La suite sauve donc la mise au scientisme puisque c’est Stark qui rendra effective la possibilité d’un retour dans le temps et donc un dernier affrontement décisif pour permettre le retour sur massacre. Le voyage dans le temps permet de placer de nombreux clins d’œils à la pléthore de films (22) auxquels Infinity Wars et Endgame viennent apporter une conclusion en forme de relance. Conclure mais pas finir, comme l’indique justement Nora Bouazzouni dans Slate. C’est surtout le moyen d’une introspection par retour aux racines pour Stark, Rogers et Thor. Le premier rencontre son père et dépasse enfin l’adolescence perpétuelle, ce qui fait de lui un capitaliste responsable (rires enregistrés).
Le seul moyen de gagner la course contre le temps est donc encore le génie technologique de Stark, ce qui peut raisonner comme un plaidoyer pour la géo-ingénierie : le retour d’une capacité d’action sur la catastrophe inéluctable passe par la maîtrise physique du monde fût elle partielle et aventureuse.
Le final fait de Thanos un dogmatique capricieux plus universalocidaire que régulateur, le bon droit est du côté des gentils, fini la légère tension ethique qui avait couru jusque là, tout le monde est à sa place. La victoire des Avengers signe donc le retour à la norme, celle du happy-end, de la possibilité de suites infinies, du divertissement massif qui recycle sans fin sa manne, du business as usual. Cette victoire est pourtant obtenue par le sacrifice de Tony Stark, qui dérobe au titan fou son artefact et rend (presque) l’univers à son état antérieur. Avant d’effectuer le claquement de doigt rectificateur, Stark rétorque au « Je suis inéluctable ©» de Thanos d’un « Et moi… je suis Iron Man ! ©». Si l’on suit le fil symbolique tiré jusque là, cette dramaturgie d’affrontement final indique la nécessité de sacrifier le capitalisme et la techno-science pour éviter la catastrophe. Une conclusion plutôt radicale abondement mitigée.
D’abord lors de cette bataille, Iron Man est rejoint par « Iron Woman », Pepper Potts ayant revêtu sa combinaison cadeau. Parvenu au terme de son cheminement ethique, Stark meure, mais le principe Iron Man lui survit, en changeant de sexe. Il est même sanctifié par le sacrifice de l’individu Stark qui a trouvé le temps de faire la paix avec lui-même, et de pardonner au capitalisme à papa, celui qui concède que « l’ intérêt général passe rarement avant son intérêt particulier ». On sent déjà qu’on se rapproche plus de la signature d’une charte de bonne conduite par les 1 % les plus riches que d’une révolution décroissante.

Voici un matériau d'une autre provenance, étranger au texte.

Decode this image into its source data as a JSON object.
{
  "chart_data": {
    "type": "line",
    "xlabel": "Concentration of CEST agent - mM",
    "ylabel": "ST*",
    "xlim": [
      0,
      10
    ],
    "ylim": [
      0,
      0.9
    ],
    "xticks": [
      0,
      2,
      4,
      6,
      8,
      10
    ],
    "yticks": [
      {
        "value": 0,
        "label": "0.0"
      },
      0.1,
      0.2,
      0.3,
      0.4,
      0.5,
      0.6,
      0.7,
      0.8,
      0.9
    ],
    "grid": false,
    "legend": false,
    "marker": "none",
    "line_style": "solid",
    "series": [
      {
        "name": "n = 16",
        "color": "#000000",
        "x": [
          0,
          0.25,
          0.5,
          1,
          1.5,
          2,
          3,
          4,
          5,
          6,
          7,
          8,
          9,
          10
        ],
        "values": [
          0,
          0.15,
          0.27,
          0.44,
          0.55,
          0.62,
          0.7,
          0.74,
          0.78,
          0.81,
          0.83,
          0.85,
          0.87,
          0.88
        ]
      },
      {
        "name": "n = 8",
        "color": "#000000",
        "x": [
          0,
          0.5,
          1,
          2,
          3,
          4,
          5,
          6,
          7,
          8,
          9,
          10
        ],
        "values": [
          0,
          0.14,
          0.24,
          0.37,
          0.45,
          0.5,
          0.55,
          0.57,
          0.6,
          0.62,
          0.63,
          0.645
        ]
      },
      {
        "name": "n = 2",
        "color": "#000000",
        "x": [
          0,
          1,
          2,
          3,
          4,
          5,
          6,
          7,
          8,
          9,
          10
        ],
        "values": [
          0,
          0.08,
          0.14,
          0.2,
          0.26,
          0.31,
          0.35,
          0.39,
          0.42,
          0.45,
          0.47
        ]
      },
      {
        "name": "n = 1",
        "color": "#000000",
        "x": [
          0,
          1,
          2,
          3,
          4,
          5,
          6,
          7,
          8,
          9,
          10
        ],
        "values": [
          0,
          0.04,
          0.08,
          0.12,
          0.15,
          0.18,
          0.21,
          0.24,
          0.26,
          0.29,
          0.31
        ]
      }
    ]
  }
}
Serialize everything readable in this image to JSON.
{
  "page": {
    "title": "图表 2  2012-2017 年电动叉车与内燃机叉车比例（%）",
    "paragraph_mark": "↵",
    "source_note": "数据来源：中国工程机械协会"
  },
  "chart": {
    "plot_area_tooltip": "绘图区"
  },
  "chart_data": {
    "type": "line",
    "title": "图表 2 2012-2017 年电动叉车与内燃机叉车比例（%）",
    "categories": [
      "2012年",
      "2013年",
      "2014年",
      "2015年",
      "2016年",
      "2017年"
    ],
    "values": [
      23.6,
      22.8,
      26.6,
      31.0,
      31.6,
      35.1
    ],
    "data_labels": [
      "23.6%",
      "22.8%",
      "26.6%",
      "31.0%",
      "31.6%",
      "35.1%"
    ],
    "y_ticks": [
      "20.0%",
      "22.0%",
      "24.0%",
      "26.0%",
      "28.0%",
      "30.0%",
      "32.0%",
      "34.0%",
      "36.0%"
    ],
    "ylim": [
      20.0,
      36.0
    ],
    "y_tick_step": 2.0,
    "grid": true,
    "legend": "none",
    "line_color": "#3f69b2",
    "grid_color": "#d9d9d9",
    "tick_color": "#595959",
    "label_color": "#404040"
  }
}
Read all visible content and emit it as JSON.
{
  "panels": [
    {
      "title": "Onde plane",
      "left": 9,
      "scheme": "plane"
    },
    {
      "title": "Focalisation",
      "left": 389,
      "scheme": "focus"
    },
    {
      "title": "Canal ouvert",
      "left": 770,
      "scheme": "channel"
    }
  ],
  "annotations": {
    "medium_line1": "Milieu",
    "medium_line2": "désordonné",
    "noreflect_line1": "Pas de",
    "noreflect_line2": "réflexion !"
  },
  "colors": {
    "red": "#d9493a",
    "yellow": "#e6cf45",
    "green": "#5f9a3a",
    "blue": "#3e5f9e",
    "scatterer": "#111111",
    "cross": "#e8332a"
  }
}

Impression validée par la scène finale qui consacre le changement dans la continuité : la barque funéraire de Stark s’éloigne sur les eaux sous le regard éploré mais pas larmoyant des avengers silencieusement dignes. Puis la vie reprend au détour d’une conversation célébrant l’éducation au cheese-burger pour la nouvelle génération, puis s’est un épisode de transmission des charges héroïques qui fait du second couteau falcon un captain america noir. Quelque que soit l’humain sous le costume, les symboles sont immortels, la machine à recycler ne connaît ni la fin, ni l’effondrement. Happy endgame.